I’m working on a brand of modesty based on the hypothesis that if you’re really good at something, people will often notice it even if you don’t signal it, and a need to signal it is just costly nonsense that biases you and gets in the way of your peace of mind, and might even get you stuck in delusions of entitlement to admiration that you haven’t earned. And I appease my remaining urge for pretentiousness with the thought that being noticeably great at something without showing it off makes you look all the more badass. Someone with an amazing skill you never would have known they had (and if they’ve had that hidden in them, who knows what else they can do!) seems a lot cooler to me than someone—even a more skilled person—who milks their merits for every last thumbs-up they can get out of them.
Note however that I am not involved with important political matters where my reputation as a Very Smart Person could actually benefit me in more substantial ways than ego boostery.

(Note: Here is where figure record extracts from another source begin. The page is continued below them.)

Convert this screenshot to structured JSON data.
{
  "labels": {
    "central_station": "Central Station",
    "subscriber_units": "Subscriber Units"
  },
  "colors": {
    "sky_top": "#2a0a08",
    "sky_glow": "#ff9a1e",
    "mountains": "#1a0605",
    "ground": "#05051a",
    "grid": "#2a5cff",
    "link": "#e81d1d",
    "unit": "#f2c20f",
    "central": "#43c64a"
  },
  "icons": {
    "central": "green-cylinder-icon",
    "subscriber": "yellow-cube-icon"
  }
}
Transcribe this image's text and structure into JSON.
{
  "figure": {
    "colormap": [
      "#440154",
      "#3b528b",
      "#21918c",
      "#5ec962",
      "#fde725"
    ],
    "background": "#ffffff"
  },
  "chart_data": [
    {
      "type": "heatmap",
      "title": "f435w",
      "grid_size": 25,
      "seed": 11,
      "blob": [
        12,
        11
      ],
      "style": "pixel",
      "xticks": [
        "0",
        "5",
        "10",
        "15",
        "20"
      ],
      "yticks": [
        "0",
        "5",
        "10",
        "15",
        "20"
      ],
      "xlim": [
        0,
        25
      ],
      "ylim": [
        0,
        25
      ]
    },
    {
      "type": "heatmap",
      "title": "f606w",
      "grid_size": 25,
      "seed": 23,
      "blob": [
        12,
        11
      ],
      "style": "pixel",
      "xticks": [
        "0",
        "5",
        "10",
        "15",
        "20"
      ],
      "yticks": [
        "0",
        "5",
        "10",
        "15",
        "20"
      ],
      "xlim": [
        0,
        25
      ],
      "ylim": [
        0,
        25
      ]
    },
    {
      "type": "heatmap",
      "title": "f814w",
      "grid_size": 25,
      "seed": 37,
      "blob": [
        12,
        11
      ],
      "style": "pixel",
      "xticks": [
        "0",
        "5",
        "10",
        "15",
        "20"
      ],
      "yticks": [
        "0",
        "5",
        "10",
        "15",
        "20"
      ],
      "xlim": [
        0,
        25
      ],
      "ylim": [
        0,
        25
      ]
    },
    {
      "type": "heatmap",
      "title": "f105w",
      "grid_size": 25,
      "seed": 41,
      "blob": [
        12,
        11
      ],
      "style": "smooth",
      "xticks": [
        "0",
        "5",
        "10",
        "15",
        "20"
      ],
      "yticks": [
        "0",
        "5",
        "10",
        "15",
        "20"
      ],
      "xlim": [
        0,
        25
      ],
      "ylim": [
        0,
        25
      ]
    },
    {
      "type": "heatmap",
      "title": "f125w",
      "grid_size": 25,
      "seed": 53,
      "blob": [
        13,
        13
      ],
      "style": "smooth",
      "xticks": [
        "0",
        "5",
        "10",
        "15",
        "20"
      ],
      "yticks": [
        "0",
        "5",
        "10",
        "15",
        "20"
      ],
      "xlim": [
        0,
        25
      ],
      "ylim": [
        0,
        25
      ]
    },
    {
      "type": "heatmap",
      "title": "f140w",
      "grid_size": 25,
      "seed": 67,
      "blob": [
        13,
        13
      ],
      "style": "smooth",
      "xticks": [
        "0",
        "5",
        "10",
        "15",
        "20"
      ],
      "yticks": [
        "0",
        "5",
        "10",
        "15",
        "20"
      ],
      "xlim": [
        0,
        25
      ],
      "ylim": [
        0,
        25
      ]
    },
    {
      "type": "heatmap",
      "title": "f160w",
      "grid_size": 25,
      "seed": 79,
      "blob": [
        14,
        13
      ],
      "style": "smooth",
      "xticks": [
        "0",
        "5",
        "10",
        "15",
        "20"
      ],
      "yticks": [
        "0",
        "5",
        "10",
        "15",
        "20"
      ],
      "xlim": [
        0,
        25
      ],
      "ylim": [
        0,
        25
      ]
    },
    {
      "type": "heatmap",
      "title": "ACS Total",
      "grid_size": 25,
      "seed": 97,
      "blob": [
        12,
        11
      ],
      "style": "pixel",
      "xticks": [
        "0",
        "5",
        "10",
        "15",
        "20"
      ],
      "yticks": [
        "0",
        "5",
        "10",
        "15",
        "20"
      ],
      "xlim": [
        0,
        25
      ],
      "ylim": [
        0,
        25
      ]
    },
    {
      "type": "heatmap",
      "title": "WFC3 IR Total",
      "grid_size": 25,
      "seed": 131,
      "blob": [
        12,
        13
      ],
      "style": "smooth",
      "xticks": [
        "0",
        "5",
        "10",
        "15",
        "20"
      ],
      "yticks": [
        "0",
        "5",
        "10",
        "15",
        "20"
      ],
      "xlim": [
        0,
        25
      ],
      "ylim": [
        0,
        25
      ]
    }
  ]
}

People are also good at ignoring things that are inconvenient for them. Consider an office politics situation where being good at your job may mean that someone else’s status gets lowered. You may have to signal that you’re good at your job in order to get noticed at all.
There’s also the problem that even if it’s obvious, obvious+signal is still going to beat out your obvious+no signal. By your reasoning you don’t need to walk into a job interview wearing a suit, because your resume should speak for itself. But then the next guy with an equally good resume and a suit comes in and gets hired over you.
More generally: If you’ve “rationally” deduced that you don’t really need to follow pointless social conventions, you’re almost certainly wrong and have failed to consider something. Chesterton’s Fence applies, at least.
Indeed. Like I mentioned briefly in my footnote, I understand that this is not an approach that you can apply that generally, in any situation. Particularly if you actually somehow depend on other people’s impressedness for something that matters to you, actively putting effort into impressing them (if done right) will probably get you more reliable results. If you really need people to think you’re amazing, I guess my approach would be a pretty big gamble. The whole point of being subtle is to accept the risk that people won’t notice, which works well for art but not for traffic signs.
That’s not really my purpose with this, though. The purpose of this idea is mainly to liberate yourself from the urge to impress people at all. Again, you can’t always afford to do that—we all know a job interview is not the moment for modesty—so the scope would have to be limited to those situations where looking clever really isn’t all that important, but I think that still covers a sizeable proportion of them. Including, very much, writing comments on LessWrong that may or may not contain the word ‘obviously’.